The functional profiling platform extensively examines the synergy between classes of drugs based on known modes of action. But, in some circumstances, studies have been purely exploratory. Among their most successful findings have been:

Alkylating agent plus purine analogs (cytoxan & fludarabine)

Platin plus antimetabolites (cisplatin & 5FU; cisplatin & gemcitabine)

Dual antimetabolite combinations (gemcitabine & capecitabine)

Natural products plus anti-metabolite (Doxil & gemcitabine; vinorelbine & capecitabine)

More recently, they have explored the interaction between signal transduction inhibitors. The results of these investigations have been the subject of numerous presentations at international meetings.

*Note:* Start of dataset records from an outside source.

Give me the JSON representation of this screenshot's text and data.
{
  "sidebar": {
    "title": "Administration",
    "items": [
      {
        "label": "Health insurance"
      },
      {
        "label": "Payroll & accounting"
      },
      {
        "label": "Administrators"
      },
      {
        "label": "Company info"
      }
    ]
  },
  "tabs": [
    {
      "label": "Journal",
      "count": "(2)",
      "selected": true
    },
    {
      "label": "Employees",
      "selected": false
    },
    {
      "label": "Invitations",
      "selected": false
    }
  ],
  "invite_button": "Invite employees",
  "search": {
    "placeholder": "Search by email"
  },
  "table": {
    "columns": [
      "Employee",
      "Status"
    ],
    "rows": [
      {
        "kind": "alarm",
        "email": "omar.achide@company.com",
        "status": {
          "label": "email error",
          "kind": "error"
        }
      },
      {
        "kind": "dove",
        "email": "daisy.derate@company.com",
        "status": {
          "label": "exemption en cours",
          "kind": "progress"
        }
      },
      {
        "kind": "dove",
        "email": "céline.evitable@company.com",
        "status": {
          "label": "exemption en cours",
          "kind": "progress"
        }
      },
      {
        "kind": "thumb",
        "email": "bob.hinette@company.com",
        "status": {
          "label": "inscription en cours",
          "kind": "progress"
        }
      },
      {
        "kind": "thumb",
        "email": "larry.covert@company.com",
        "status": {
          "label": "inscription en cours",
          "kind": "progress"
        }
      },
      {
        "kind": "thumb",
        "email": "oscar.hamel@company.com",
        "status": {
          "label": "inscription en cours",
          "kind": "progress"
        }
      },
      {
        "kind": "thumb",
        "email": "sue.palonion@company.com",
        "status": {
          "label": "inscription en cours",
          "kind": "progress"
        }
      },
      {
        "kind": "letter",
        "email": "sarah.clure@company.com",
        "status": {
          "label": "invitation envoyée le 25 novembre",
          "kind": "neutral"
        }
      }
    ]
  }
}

The application of synergy analyses (drug cocktails) may represent one of the most important applications of the functional profiling platform, enabling the exploration of both anticipated and unanticipated favorable interactions. Equally important may be the capacity to study drug antagonism wherein two effective drugs counteract each others’ benefits. This phenomenon, characterized by the whole being less than the sum of the parts, represents a major pitfall for clinical trialists who simply combine drugs “because they can.”

These analyses are revolutionizing the way newer classes of drugs are applied and has the potential to accelerate drug development and clinical therapeutics. Good outcomes require good drugs, but better outcomes require good combinations. Intelligent combinations are a principle focus of the functional profiling platform. It strives to identify the best outcomes for patients (not populations of patients).